La cour du travail poursuit en reprenant les exigences de la motivation au sens de la loi du 29 juillet 1991 relative à la motivation des actes administratifs et souligne particulièrement l’obligation pour la motivation d’être adéquate, étant qu’elle doit être pertinente, avoir trait à la décision et être sérieuse en ce que les raisons invoquées doivent être suffisantes pour la justifier.

Elle énonce également que cette obligation est d’autant plus rigoureuse que la compétence est discrétionnaire.

En l’espèce, la cour ne verra dans la décision nouvelle que des considérations stéréotypées, sans référence à des éléments concrets et identifiés. Elle rappelle l’exigence au sens de la Charte de procéder à une mise en balance du montant de la dette avec les capacités de remboursement de l’assurée sociale, exercice dans lequel il faut procéder à une analyse des revenus et des charges de manière à préciser quel montant est disponible pour le remboursement. L’ensemble de ces éléments n’est pas évalué et la référence au seuil de pauvreté ainsi qu’au fait que l’intéressée est propriétaire de son logement ne suffit pas.

Elle fait encore grief au Conseil de ne pas avoir tenu compte des éléments invoqués par l’intéressée et pose également la question de savoir pourquoi une renonciation partielle n’a pas été envisagée.

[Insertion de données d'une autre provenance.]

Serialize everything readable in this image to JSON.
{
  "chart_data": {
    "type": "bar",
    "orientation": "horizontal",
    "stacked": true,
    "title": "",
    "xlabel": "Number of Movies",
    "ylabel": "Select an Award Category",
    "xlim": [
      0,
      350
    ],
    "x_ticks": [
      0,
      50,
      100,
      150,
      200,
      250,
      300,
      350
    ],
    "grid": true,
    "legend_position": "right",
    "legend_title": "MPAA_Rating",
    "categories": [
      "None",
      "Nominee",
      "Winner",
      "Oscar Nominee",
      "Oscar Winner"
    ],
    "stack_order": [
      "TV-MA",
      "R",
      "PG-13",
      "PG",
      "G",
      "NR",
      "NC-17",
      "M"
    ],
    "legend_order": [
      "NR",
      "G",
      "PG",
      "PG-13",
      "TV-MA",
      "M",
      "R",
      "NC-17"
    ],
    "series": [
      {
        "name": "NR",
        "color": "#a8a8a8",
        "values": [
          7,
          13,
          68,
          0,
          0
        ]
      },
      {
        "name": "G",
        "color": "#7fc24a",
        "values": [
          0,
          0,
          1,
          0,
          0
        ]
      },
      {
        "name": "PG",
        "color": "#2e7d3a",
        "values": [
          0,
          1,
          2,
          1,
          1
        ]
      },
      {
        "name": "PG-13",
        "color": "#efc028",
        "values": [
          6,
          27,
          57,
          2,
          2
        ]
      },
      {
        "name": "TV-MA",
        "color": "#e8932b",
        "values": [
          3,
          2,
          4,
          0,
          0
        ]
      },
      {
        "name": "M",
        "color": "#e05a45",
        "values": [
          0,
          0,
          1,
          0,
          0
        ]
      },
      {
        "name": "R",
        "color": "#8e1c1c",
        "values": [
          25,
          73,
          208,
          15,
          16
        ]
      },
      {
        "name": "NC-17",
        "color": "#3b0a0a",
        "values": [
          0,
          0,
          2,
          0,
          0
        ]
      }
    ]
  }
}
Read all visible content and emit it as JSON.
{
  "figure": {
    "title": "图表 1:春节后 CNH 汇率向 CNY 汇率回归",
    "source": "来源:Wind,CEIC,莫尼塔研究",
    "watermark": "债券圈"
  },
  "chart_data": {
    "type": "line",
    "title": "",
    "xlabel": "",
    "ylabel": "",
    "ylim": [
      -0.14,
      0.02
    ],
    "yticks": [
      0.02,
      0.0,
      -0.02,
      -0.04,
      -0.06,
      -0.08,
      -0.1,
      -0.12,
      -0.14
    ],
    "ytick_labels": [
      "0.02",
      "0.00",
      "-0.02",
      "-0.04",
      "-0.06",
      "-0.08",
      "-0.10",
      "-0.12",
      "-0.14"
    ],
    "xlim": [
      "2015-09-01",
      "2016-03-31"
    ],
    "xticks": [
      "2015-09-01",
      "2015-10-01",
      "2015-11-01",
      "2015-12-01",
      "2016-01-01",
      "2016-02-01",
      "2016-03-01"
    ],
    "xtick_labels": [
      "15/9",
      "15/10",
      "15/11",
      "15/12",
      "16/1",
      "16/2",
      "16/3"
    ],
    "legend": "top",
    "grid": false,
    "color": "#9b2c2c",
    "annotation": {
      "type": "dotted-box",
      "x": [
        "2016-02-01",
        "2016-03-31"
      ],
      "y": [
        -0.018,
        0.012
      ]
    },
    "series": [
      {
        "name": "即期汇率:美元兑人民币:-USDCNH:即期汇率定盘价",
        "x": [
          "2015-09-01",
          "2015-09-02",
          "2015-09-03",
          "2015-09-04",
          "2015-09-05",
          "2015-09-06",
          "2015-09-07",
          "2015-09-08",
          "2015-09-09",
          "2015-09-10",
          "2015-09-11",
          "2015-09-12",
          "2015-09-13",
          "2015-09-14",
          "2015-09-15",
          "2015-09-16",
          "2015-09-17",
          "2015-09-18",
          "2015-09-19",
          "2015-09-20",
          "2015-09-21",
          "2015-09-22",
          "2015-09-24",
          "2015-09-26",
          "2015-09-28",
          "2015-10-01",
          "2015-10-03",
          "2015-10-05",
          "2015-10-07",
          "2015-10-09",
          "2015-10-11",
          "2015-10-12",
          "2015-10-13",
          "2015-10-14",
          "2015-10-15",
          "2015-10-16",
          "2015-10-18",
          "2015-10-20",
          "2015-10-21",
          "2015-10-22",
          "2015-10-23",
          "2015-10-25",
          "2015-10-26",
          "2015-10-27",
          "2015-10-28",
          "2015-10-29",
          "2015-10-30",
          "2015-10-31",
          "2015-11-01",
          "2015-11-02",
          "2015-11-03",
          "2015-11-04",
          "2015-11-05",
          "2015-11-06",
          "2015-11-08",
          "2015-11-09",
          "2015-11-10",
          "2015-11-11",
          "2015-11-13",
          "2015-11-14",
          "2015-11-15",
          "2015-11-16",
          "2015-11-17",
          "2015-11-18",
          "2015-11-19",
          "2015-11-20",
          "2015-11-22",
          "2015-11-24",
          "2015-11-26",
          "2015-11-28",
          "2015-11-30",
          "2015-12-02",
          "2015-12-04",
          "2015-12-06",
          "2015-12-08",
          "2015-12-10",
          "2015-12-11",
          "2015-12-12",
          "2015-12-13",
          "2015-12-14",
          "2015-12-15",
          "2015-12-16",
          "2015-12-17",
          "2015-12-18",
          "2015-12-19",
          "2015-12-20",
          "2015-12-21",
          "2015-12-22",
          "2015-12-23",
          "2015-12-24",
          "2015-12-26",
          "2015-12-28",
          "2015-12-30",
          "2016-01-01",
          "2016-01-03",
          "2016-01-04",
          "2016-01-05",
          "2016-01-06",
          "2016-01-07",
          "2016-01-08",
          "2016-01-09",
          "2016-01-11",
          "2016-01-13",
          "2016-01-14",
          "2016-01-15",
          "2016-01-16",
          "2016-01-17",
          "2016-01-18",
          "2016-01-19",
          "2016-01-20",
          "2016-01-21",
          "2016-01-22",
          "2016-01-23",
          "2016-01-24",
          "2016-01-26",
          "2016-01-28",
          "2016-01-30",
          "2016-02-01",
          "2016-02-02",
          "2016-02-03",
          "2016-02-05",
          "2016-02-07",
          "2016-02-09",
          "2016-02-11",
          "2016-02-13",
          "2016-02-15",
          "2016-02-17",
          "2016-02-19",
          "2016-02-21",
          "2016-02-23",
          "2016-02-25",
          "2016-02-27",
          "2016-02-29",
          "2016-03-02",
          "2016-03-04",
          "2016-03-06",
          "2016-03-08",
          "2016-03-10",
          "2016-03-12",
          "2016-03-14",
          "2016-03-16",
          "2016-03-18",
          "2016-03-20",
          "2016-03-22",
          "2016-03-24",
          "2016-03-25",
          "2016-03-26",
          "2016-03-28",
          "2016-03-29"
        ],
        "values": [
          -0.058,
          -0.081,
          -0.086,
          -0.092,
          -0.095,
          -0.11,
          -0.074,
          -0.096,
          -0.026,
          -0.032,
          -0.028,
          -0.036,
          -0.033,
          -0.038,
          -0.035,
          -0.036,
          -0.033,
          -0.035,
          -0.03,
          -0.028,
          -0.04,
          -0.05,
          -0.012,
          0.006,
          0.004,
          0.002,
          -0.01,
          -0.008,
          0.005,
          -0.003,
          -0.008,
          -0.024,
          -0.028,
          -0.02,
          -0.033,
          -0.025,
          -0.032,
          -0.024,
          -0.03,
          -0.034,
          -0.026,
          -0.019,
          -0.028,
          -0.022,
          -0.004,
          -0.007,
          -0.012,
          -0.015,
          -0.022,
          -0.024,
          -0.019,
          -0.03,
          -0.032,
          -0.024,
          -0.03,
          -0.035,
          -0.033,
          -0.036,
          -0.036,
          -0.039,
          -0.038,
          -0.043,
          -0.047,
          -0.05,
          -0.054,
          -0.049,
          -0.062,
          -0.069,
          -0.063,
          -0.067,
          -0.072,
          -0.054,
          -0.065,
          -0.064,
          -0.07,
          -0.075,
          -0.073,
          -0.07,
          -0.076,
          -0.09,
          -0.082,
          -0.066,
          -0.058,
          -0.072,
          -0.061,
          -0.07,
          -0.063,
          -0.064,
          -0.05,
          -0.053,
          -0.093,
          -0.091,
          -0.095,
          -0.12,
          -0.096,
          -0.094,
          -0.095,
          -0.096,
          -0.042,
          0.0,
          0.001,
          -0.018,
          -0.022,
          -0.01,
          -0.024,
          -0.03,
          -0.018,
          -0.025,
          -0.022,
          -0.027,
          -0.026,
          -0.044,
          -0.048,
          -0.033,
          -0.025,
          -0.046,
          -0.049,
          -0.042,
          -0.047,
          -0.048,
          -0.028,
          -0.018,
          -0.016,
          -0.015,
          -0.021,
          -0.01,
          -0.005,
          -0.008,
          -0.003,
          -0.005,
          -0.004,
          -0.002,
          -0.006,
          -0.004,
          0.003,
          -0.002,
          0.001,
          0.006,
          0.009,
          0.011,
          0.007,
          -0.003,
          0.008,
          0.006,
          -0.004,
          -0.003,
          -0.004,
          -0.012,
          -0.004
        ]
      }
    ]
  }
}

Cette deuxième décision du Conseil est par conséquent annulée.

Le Conseil est invité à en prendre une autre dans un nouveau délai de trois mois, en se conformant notamment à la loi du 29 juillet 1991.

Intérêt de la décision

Le contrôle de légalité de la décision administrative concerne, dans ce cas d’espèce, une décision du SPF Pensions. La jurisprudence est de plus en plus fréquente, qui procède à l’annulation de décisions de diverses institutions pour le même motif : non-respect de l’obligation de motivation de l’acte administratif. L’examen se fait à l’aune des règles de l’article 22 de la Charte de l’assuré social et de la loi du 29 juillet 1991.

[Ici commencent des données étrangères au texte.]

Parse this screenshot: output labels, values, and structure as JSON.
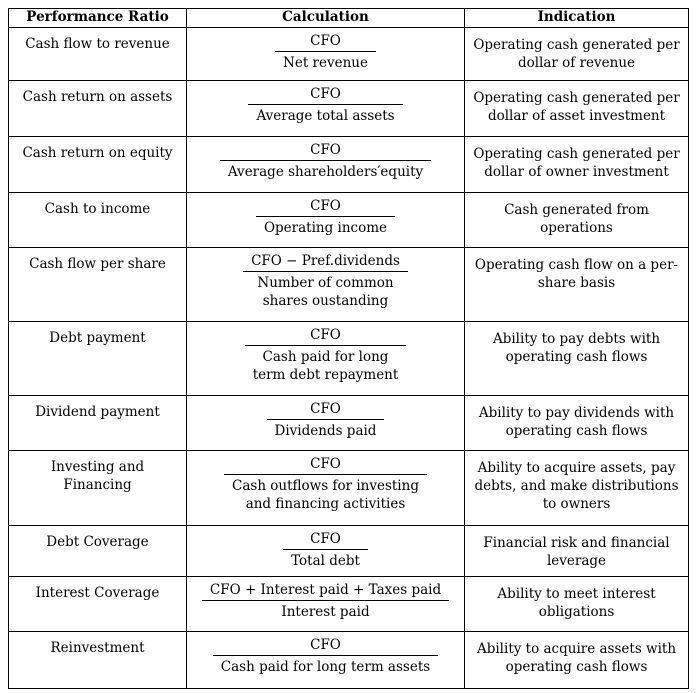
{
  "header": {
    "col1": "Performance Ratio",
    "col2": "Calculation",
    "col3": "Indication"
  },
  "rows": [
    {
      "ratio": "Cash flow to revenue",
      "numerator": "CFO",
      "denominator": "Net revenue",
      "indication": "Operating cash generated per\ndollar of revenue"
    },
    {
      "ratio": "Cash return on assets",
      "numerator": "CFO",
      "denominator": "Average total assets",
      "indication": "Operating cash generated per\ndollar of asset investment"
    },
    {
      "ratio": "Cash return on equity",
      "numerator": "CFO",
      "denominator": "Average shareholders′equity",
      "indication": "Operating cash generated per\ndollar of owner investment"
    },
    {
      "ratio": "Cash to income",
      "numerator": "CFO",
      "denominator": "Operating income",
      "indication": "Cash generated from\noperations"
    },
    {
      "ratio": "Cash flow per share",
      "numerator": "CFO − Pref.dividends",
      "denominator": "Number of common\nshares oustanding",
      "indication": "Operating cash flow on a per-\nshare basis"
    },
    {
      "ratio": "Debt payment",
      "numerator": "CFO",
      "denominator": "Cash paid for long\nterm debt repayment",
      "indication": "Ability to pay debts with\noperating cash flows"
    },
    {
      "ratio": "Dividend payment",
      "numerator": "CFO",
      "denominator": "Dividends paid",
      "indication": "Ability to pay dividends with\noperating cash flows"
    },
    {
      "ratio": "Investing and\nFinancing",
      "numerator": "CFO",
      "denominator": "Cash outflows for investing\nand financing activities",
      "indication": "Ability to acquire assets, pay\ndebts, and make distributions\nto owners"
    },
    {
      "ratio": "Debt Coverage",
      "numerator": "CFO",
      "denominator": "Total debt",
      "indication": "Financial risk and financial\nleverage"
    },
    {
      "ratio": "Interest Coverage",
      "numerator": "CFO  +  Interest paid  +  Taxes paid",
      "denominator": "Interest paid",
      "indication": "Ability to meet interest\nobligations"
    },
    {
      "ratio": "Reinvestment",
      "numerator": "CFO",
      "denominator": "Cash paid for long term assets",
      "indication": "Ability to acquire assets with\noperating cash flows"
    }
  ]
}
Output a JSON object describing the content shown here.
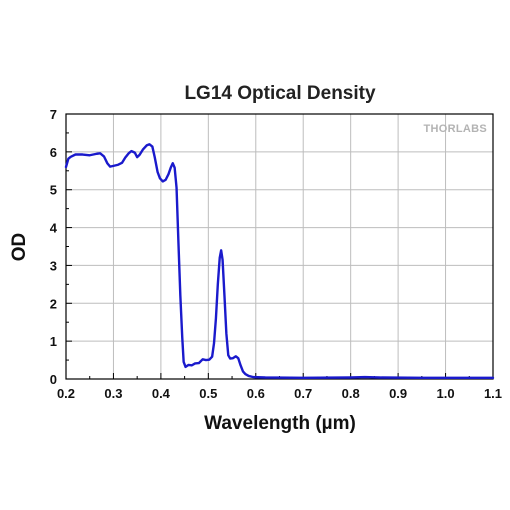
{
  "chart_data": {
    "type": "line",
    "title": "LG14 Optical Density",
    "xlabel": "Wavelength (µm)",
    "ylabel": "OD",
    "xlim": [
      0.2,
      1.1
    ],
    "ylim": [
      0,
      7
    ],
    "x_ticks": [
      "0.2",
      "0.3",
      "0.4",
      "0.5",
      "0.6",
      "0.7",
      "0.8",
      "0.9",
      "1.0",
      "1.1"
    ],
    "y_ticks": [
      "0",
      "1",
      "2",
      "3",
      "4",
      "5",
      "6",
      "7"
    ],
    "grid": true,
    "logo_text": "THORLABS",
    "series": [
      {
        "color": "#1a1acc",
        "points": [
          [
            0.2,
            5.6
          ],
          [
            0.205,
            5.82
          ],
          [
            0.21,
            5.87
          ],
          [
            0.22,
            5.93
          ],
          [
            0.235,
            5.93
          ],
          [
            0.25,
            5.91
          ],
          [
            0.265,
            5.95
          ],
          [
            0.272,
            5.96
          ],
          [
            0.28,
            5.88
          ],
          [
            0.287,
            5.7
          ],
          [
            0.293,
            5.61
          ],
          [
            0.3,
            5.63
          ],
          [
            0.31,
            5.66
          ],
          [
            0.318,
            5.71
          ],
          [
            0.325,
            5.85
          ],
          [
            0.332,
            5.96
          ],
          [
            0.338,
            6.02
          ],
          [
            0.345,
            5.98
          ],
          [
            0.35,
            5.86
          ],
          [
            0.355,
            5.92
          ],
          [
            0.362,
            6.06
          ],
          [
            0.37,
            6.17
          ],
          [
            0.376,
            6.2
          ],
          [
            0.382,
            6.14
          ],
          [
            0.387,
            5.86
          ],
          [
            0.393,
            5.47
          ],
          [
            0.398,
            5.3
          ],
          [
            0.404,
            5.22
          ],
          [
            0.41,
            5.26
          ],
          [
            0.416,
            5.41
          ],
          [
            0.421,
            5.59
          ],
          [
            0.425,
            5.7
          ],
          [
            0.429,
            5.58
          ],
          [
            0.433,
            5.05
          ],
          [
            0.437,
            3.6
          ],
          [
            0.441,
            2.2
          ],
          [
            0.445,
            1.1
          ],
          [
            0.448,
            0.45
          ],
          [
            0.452,
            0.32
          ],
          [
            0.458,
            0.37
          ],
          [
            0.465,
            0.36
          ],
          [
            0.472,
            0.41
          ],
          [
            0.48,
            0.42
          ],
          [
            0.488,
            0.52
          ],
          [
            0.495,
            0.5
          ],
          [
            0.502,
            0.51
          ],
          [
            0.508,
            0.59
          ],
          [
            0.512,
            0.95
          ],
          [
            0.516,
            1.6
          ],
          [
            0.52,
            2.5
          ],
          [
            0.524,
            3.2
          ],
          [
            0.527,
            3.4
          ],
          [
            0.53,
            3.15
          ],
          [
            0.534,
            2.2
          ],
          [
            0.538,
            1.2
          ],
          [
            0.542,
            0.63
          ],
          [
            0.546,
            0.54
          ],
          [
            0.552,
            0.55
          ],
          [
            0.558,
            0.6
          ],
          [
            0.563,
            0.55
          ],
          [
            0.568,
            0.36
          ],
          [
            0.573,
            0.2
          ],
          [
            0.578,
            0.13
          ],
          [
            0.585,
            0.08
          ],
          [
            0.595,
            0.05
          ],
          [
            0.62,
            0.04
          ],
          [
            0.7,
            0.03
          ],
          [
            0.8,
            0.04
          ],
          [
            0.83,
            0.05
          ],
          [
            0.86,
            0.04
          ],
          [
            0.95,
            0.03
          ],
          [
            1.05,
            0.03
          ],
          [
            1.1,
            0.03
          ]
        ]
      }
    ]
  }
}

Relevons que les décisions les plus fréquentes sont rendues en matière de décision de la Commission des dispenses des cotisations au statut social pour travailleurs indépendants. L’on peut encore relever que la jurisprudence est identique pour des décisions prises par l’I.N.A.S.T.I., par exemple (voir en ce sens Trib. trav. Brabant Wallon, div. Nivelles, 4 juin 2018, R.G. 17/932/A).